'MODEL OUTLIERS' - More that a Professional Salesman, I'm a Business Consultant

ARE THERE OUTLIERS in a Model? How are they identified? How are they dealt with? How do they affect the predicability of the model? In a recent project to identify the best predictors for Home Prices in Kings County, Washington, this was the question.

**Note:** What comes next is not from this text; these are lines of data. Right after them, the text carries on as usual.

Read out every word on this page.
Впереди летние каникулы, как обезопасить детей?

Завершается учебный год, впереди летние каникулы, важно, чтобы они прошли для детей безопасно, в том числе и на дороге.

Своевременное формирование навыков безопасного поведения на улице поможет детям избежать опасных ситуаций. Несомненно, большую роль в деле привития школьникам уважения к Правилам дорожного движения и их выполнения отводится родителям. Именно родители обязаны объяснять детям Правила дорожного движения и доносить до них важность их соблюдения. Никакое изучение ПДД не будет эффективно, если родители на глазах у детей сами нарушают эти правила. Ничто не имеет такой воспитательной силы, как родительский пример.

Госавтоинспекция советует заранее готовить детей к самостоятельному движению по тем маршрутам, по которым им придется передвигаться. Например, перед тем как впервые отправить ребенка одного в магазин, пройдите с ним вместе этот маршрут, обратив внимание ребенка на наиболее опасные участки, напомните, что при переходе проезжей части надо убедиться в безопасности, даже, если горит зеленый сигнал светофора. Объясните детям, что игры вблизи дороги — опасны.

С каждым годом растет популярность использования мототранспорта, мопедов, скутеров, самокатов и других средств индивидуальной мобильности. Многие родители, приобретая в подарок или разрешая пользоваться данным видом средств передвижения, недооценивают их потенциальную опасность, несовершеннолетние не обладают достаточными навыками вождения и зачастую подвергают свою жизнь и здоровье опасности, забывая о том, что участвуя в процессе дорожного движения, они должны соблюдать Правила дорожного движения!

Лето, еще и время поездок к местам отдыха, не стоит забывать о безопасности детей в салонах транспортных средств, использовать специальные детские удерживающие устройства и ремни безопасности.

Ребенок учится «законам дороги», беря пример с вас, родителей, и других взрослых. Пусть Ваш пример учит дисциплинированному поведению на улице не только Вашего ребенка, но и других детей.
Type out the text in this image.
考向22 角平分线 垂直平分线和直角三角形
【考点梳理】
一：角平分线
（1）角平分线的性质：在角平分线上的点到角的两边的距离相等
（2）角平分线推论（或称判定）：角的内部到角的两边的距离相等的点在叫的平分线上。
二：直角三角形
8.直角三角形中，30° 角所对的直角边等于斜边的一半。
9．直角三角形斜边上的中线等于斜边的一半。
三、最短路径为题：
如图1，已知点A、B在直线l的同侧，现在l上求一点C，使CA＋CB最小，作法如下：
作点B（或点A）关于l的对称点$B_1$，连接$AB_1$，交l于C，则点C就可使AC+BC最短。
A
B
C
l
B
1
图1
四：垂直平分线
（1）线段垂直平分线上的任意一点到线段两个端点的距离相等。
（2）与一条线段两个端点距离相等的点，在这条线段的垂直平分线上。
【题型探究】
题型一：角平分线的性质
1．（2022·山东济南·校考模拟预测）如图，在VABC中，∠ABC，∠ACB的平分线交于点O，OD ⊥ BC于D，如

I used 2 methods to identify outliers. The first was boxplots to visualize them (ex: sns.boxplot(x=kc_house[‘grade’])). Outliers are outside the ‘whisker’ lines.

Box Plot

The second method is to use Interquartile Ranges (IQR). IQR is the width of the box in the box-and-whisker plot. That is, IQR = Q3 – Q1 . The IQR is used as a measure of how spread-out the values are. Q3 is the 75% percentile and Q1 is the 25% percentile. Statistics assumes that your data is normally distributed around a central value. The IQR tells how spread out the “middle” values are and it is used to identify outliers. Outliers are “too far” from the median.

'Grade' Table Stats

The IQR is the length of the box in your box-and-whisker plot. An outlier is any value that lies more than one and a half (IQR x 1.5) times the length of the box from either end of the box. Much of the research states that outliers are identified using IQR x 1.5 However, one source used IQR x 3. I like this conservative approach in removing data. In the table above:

Q3 (75% percentile) = 8
Q1 (25% percentile) = 7
IQR = 1

Therefore, using (IQR x 1.5), outliers are < 5.5 and > 9.5. However, using IQR x 3, outliers are < 5 and > 11. In my model, I choose to be conservative in removing data, so I’ll use IQR x 3. This only removed 102 rows of data from 21,587 rows.

HOW DO OUTLIERS AFFECT THE MODEL?

Initially, I did not drop outliers. After completing an initial model, I decided to circle back and analyze removing outliers to improve the predictability of the model. I found that my Rsquared with the outliers included was .65. And when I removed the outliers, the Rsquared dropped to .62. So, there was an argument to include the outliers. HOWEVER, I was FORCED to further analyze the affect of the outliers when my QQ PLOT of residuals was NOT normally distributed. It shows an extreme curve instead of a straight line, showing that the data was high skewed. To improve the QQ PLOT of residuals, I removed the IQR x 3 outliers. After doing so, the QQ Plots were straight lines, which indicated normality. This is GOOD!

So to normalize the QQ PLOT, I removed outliers for my predictors, including: ‘bathrooms’, ‘bedrooms’,’ sqft_living’ and grade’ using IQR x 3. Then, the question is whether to remove the outliers for the TARGET VARIABLE (‘price’). These IQR x 3 thresholds are listed below.

kc_house2[kc_house2[‘price’] > 1614000]
kc_house2[kc_house2[‘grade’] > 11] would remove 102 rows of data
kc_house2[kc_house2[‘bathrooms’] > 4.75] would remove 64 rows of data
kc_house2[kc_house2[‘bedrooms’] > 7] would remove 23 rows of data
kc_house2[kc_house2[‘sqft_living’] > 5900] would remove 74 rows of data

As I iterate through the modeling process to determine which predictors are most important, it should be noted that the model did include the ‘waterfront’ predictor before removing the outliers and the Rsquared was .65. Then when I removed the outliers, the model’s Rsquared dropped to .62. and the ‘view’ predictor became more important than ‘waterfront’ predictor. In spite of a lower Rsquared, I chose to remove the outliers (including for the ‘price’ target variable) for 2 reasons. Removing outliers:

improved the predictability of the model, which was demonstrated by RMSE dropping from $203,500 to $161,500.
improved the Normal Distribution of the Residuals (QQ PLOT)

And in the end, only the outliers of the TARGET variable (‘price’) and the final predictors (‘sqft_living’ and ‘grade’) were removed. My model includes the note that it is only meant to predict houses with Sale Prices < $1,614,000, <= 5,900 sq ft, and Grade <= 11.

To summarize, it’s best to ensure the normality of the residuals. This will increase the predictability of the model by lowering the RMSE, even though Rsquared may have a lower value.